There lay the photograph of her she’d thought was lost; her auburn hair (now in reality faded) tied back in bow of velvet blue. Before the children, before years of cleaning, scrimping and scolding, she had been a beauty. Susan fell to her knees. If only she had known. If only she could mourn… But no tears came–just a chill and inevitable certainty that Simon was not gone. And she could not bear it.

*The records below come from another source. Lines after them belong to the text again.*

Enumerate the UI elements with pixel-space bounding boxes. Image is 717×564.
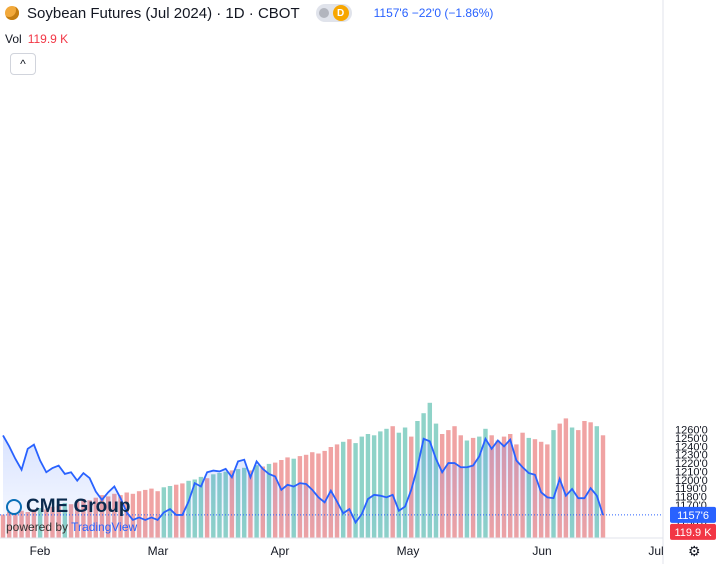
- delayed-badge: D: [332, 5, 349, 21]
- price-tags: 1157'6 119.9 K: [670, 506, 716, 540]
- volume-bar: [582, 421, 587, 538]
- chart-header: Soybean Futures (Jul 2024) · 1D · CBOT D…: [0, 0, 493, 26]
- x-tick-label: Apr: [271, 544, 290, 558]
- volume-bar: [402, 427, 408, 538]
- volume-bar: [384, 428, 389, 538]
- last-price-tag-bg: [670, 506, 716, 523]
- volume-bar: [600, 435, 606, 538]
- market-status-pill[interactable]: D: [315, 4, 352, 22]
- last-price-tag: 1157'6: [677, 510, 709, 522]
- chevron-up-icon: ^: [20, 57, 26, 71]
- volume-bar: [396, 432, 402, 538]
- price-line: [2, 434, 604, 525]
- volume-bar: [347, 439, 352, 538]
- volume-bar: [378, 431, 383, 538]
- volume-bar: [545, 444, 550, 538]
- settings-gear-icon[interactable]: ⚙: [688, 543, 701, 559]
- symbol-icon: [5, 6, 19, 20]
- y-tick-label: 1210'0: [675, 466, 708, 478]
- volume-bar: [136, 491, 142, 538]
- volume-bar: [180, 483, 185, 538]
- volume-value: 119.9 K: [27, 32, 69, 46]
- powered-by-text: powered by TradingView: [6, 520, 137, 534]
- volume-bar: [341, 441, 346, 538]
- volume-bar: [551, 430, 556, 538]
- volume-bar: [353, 443, 358, 538]
- volume-bar: [130, 493, 136, 538]
- last-volume-tag-bg: [670, 523, 716, 540]
- volume-bar: [563, 418, 569, 538]
- y-tick-label: 1200'0: [675, 475, 708, 487]
- volume-bar: [143, 489, 148, 538]
- y-tick-label: 1220'0: [675, 458, 708, 470]
- volume-label: Vol: [5, 32, 22, 46]
- volume-bar: [390, 426, 395, 538]
- last-volume-tag: 119.9 K: [674, 527, 712, 539]
- collapse-legend-button[interactable]: ^: [10, 53, 36, 75]
- x-tick-label: Jul: [648, 544, 663, 558]
- y-tick-label: 1250'0: [675, 433, 708, 445]
- volume-bar: [155, 491, 160, 538]
- symbol-title[interactable]: Soybean Futures (Jul 2024) · 1D · CBOT: [27, 4, 300, 22]
- branding[interactable]: CME Group powered by TradingView: [6, 496, 137, 534]
- y-tick-label: 1180'0: [675, 492, 707, 504]
- y-tick-label: 1230'0: [675, 450, 708, 462]
- price-change-info: 1157'6 −22'0 (−1.86%): [374, 6, 494, 20]
- last-price: 1157'6: [373, 6, 409, 20]
- volume-bar: [365, 434, 371, 538]
- volume-bar: [149, 488, 154, 538]
- price-area-fill: [3, 435, 603, 538]
- price-change: −22'0 (−1.86%): [411, 6, 494, 20]
- volume-bar: [334, 444, 340, 538]
- volume-bar: [569, 427, 575, 538]
- volume-bar: [316, 453, 321, 538]
- tradingview-brand: TradingView: [71, 520, 138, 534]
- y-tick-label: 1190'0: [675, 483, 707, 495]
- volume-bar: [371, 435, 377, 538]
- x-tick-label: Feb: [30, 544, 51, 558]
- volume-bar: [588, 422, 593, 538]
- volume-bar: [173, 484, 179, 538]
- volume-bar: [322, 450, 327, 538]
- volume-bar: [359, 436, 364, 538]
- x-tick-label: Jun: [532, 544, 551, 558]
- y-tick-label: 1240'0: [675, 441, 708, 453]
- volume-bar: [594, 426, 600, 538]
- x-tick-label: Mar: [148, 544, 169, 558]
- cme-globe-icon: [6, 499, 22, 515]
- cme-logo-text: CME Group: [26, 496, 131, 517]
- cme-group-logo: CME Group: [6, 496, 137, 518]
- volume-legend: Vol 119.9 K: [5, 32, 68, 46]
- y-tick-label: 1260'0: [675, 425, 708, 437]
- powered-prefix: powered by: [6, 520, 72, 534]
- status-dot-icon: [318, 8, 329, 18]
- time-axis: Feb Mar Apr May Jun Jul: [30, 544, 664, 558]
- x-tick-label: May: [397, 544, 420, 558]
- volume-bar: [576, 430, 581, 538]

Nobody saw Susan Soght leave the house that day. She drove out to the spot from where he’d phoned–that last time he’d wanted to be home. There must be a drive-through burger booth nearby–but she saw none. Then her telephone rang. Her eldest wanting something done, no doubt.
“Hello–are you there?”
“Yes, I’m here,” she said. And with those words she saw a bright, clear sign–turquoise. The burger joint was right along the road.
“Simon?” she said.
“Yes, Susan–it’s me.”
“Oh, Simon, I’m so sorry…”
“You’re here now…”
“We’ll be together now?”
“Of course we will.”
And now she saw him standing in the road. And as she approached and he became clearer, so she disappeared from normal view.
You could not have witnessed that meeting, unless, of course…
Perhaps you were once a beauty or a poet too… for only wraiths are welcomed at a Ghost Burger Bar.